It's time to revamp Idaho's transportation sector

Our transportation choices are the biggest source of pollutants contributing to climate change, and among the leading sources harming air quality. ICL and folks all across Idaho seek to change that. Our goal is to minimize the sector’s use of fossil fuels and transition to clean electricity as the primary source of energy for both private and public transportation. We’re also working to expand “smart” transportation options, such as better mass transit, increased pedestrian and cycling infrastructure, and mindful land use planning to reduce the strain on existing transportation needs. Success in these endeavors means reducing our contributions to climate change. Better transportation choices for all Idahoans also means communities will have abundant options for traveling, leading to happier and healthier communities for everyone.

Electrify Everything

Clean the grid and electrify everything. This simple phrase captures the heart of our work on reshaping the way Idaho’s transportation is powered. Idaho currently imports nearly 100% of our transportation fuels. Of the $2.8 billion dollars that Idaho families and businesses spend each year on transportation, Idaho retains less than 19% of this money. That means 81% of our hard-earned money spent getting us around is sent out of state. Our solution — accelerate the adoption of electric vehicles and power them with clean energy produced right here in Idaho. Transitioning our transportation to electric would significantly reduce air pollution, help protect public health, and keep our money circulating in our state. What’s not to like?

Incentivize and Normalize

Electric vehicles (EVs) make up less than 1% of the cars on Idaho’s roads today. This number needs to grow. The good news is that all signs point to more EVs on roads across the U.S. Our challenge is to make sure this happens in Idaho as quickly as possible. To do that, we’re showing Idaho’s leaders the value in EVs and the benefits they bring to our environment and economy. We’re strongly advocating for incentives from the state of Idaho to encourage folks to purchase EVs, such as rebates, lower registration fees, or offer preferred parking arrangements.

The second part of this plan involves you — the potential (or current!) EV owner.
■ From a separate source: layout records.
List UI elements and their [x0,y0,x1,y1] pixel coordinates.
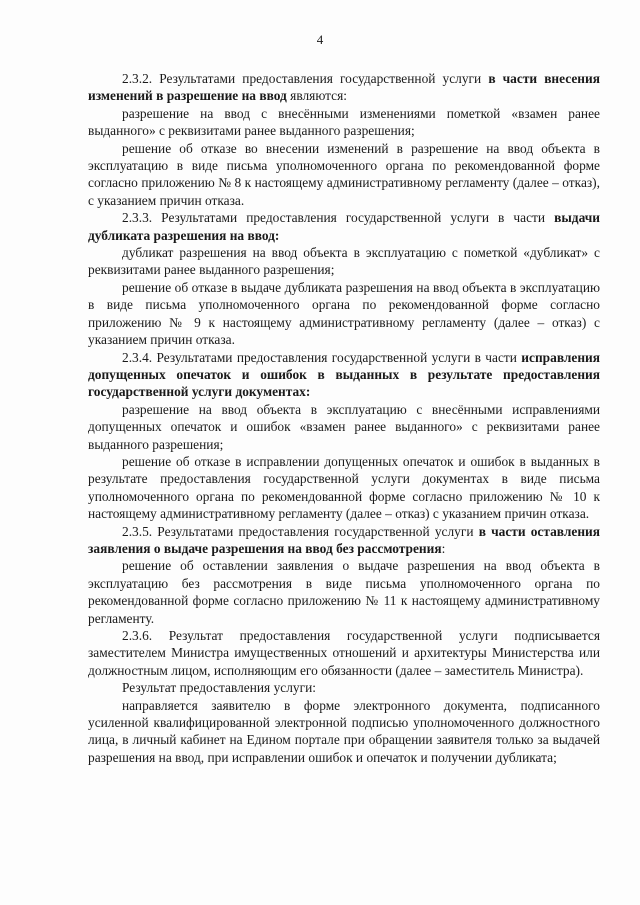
section-2-3-5-heading: 2.3.5. Результатами предоставления государственной услуги в части оставления заявления о выдаче разрешения на ввод без рассмотрения: [88,523,600,556]
result-label: Результат предоставления услуги: [122,680,316,696]
section-2-3-5-item: решение об оставлении заявления о выдаче разрешения на ввод объекта в эксплуатацию без рассмотрения в виде письма уполномоченного органа по рекомендованной форме согласно приложению № 11 к настоящему административному регламенту. [88,558,600,626]
section-2-3-2-item: решение об отказе во внесении изменений в разрешение на ввод объекта в эксплуатацию в виде письма уполномоченного органа по рекомендованной форме согласно приложению № 8 к настоящему административному регламенту (далее – отказ), с указанием причин отказа. [88,140,600,208]
section-2-3-2-heading: 2.3.2. Результатами предоставления государственной услуги в части внесения изменений в разрешение на ввод являются: [88,71,600,104]
section-2-3-3-item: дубликат разрешения на ввод объекта в эксплуатацию с пометкой «дубликат» с реквизитами ранее выданного разрешения; [88,245,600,278]
page-number: 4 [316,32,324,47]
section-2-3-6-paragraph: 2.3.6. Результат предоставления государственной услуги подписывается заместителем Министра имущественных отношений и архитектуры Министерства или должностным лицом, исполняющим его обязанности (далее – заместитель Министра). [88,628,600,678]
section-2-3-4-heading: 2.3.4. Результатами предоставления государственной услуги в части исправления допущенных опечаток и ошибок в выданных в результате предоставления государственной услуги документах: [88,349,600,400]
section-2-3-4-item: разрешение на ввод объекта в эксплуатацию с внесёнными исправлениями допущенных опечаток и ошибок «взамен ранее выданного» с реквизитами ранее выданного разрешения; [88,401,600,452]
document-body [88,70,600,766]
section-2-3-3-item: решение об отказе в выдаче дубликата разрешения на ввод объекта в эксплуатацию в виде письма уполномоченного органа по рекомендованной форме согласно приложению № 9 к настоящему административному регламенту (далее – отказ) с указанием причин отказа. [88,279,600,348]
section-2-3-3-heading: 2.3.3. Результатами предоставления государственной услуги в части выдачи дубликата разрешения на ввод: [88,210,600,243]
section-2-3-2-item: разрешение на ввод с внесёнными изменениями пометкой «взамен ранее выданного» с реквизитами ранее выданного разрешения; [88,105,600,139]
section-2-3-4-item: решение об отказе в исправлении допущенных опечаток и ошибок в выданных в результате предоставления государственной услуги документах в виде письма уполномоченного органа по рекомендованной форме согласно приложению № 10 к настоящему административному регламенту (далее – отказ) с указанием причин отказа. [88,453,600,522]
section-2-3-6-item: направляется заявителю в форме электронного документа, подписанного усиленной квалифицированной электронной подписью уполномоченного должностного лица, в личный кабинет на Едином портале при обращении заявителя только за выдачей разрешения на ввод, при исправлении ошибок и опечаток и получении дубликата; [88,697,600,765]
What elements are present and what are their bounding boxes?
Nearly every major automaker sees EVs as the future, and we want you to be a part of that change. It’s normal to have reservations when jumping into something new, but EV technology has gotten cheaper and more advanced over the years, and so too has the number of chargers throughout Idaho. With increased range and more chargers, EVs can take you anywhere you want to go.

Better Transportation Options for All

What’s your favorite way to get around town? Are you a devout pedestrian, die-hard cyclist, or someone who enjoys visiting with friends while riding the bus? We’re working with people from all walks of life to make sure their community has the transportation options that work for them. The availability of a wide-variety of options plays a critical role in building and maintaining healthy cities that are a pleasure to live and work in. We’re working to ensure that existing pathways and public transit options not only receive the maintenance they need, but also expand to match the growing number of people in and around cities across Idaho.

Better Transportation Funding

The biggest hurdle facing transportation right now is the lack of dedicated funding. Idaho is one of only a handful of states that lack a dedicated mechanism to fund public transportation projects. Not only does the lack of a funding mechanism make it difficult to maintain — let alone expand — public transit, it also keeps Idaho from applying for grants that require the state to have a funding mechanism in place. To bring our transportation systems up to speed with modern needs, we need a dedicated funding source.

Most states rely on a local-option tax to fund their transportation systems as well as other needs. Local-option taxes are first proposed and put to a vote for residents to approve or deny. When casting their vote, local citizens will be informed of several key factors:

  • How much the tax will be (e.g. 1%),
  • The type of tax it will be added to (e.g. sales tax),
  • How long it will last (e.g. 2 years),
  • What project the money is going toward (e.g. a light rail system)

As the name suggests, local-option taxes put control in the hands of local residents who are more in tune with what their community needs. Unfortunately, the Idaho Legislature only allows small, resort towns to employ local-option taxes, and have prohibited the use of local-option taxes throughout the rest of Idaho. ICL is supportive of local-option taxes, and we believe this is the most practical approach to fund transportation in our state and should be available to all Idaho cities.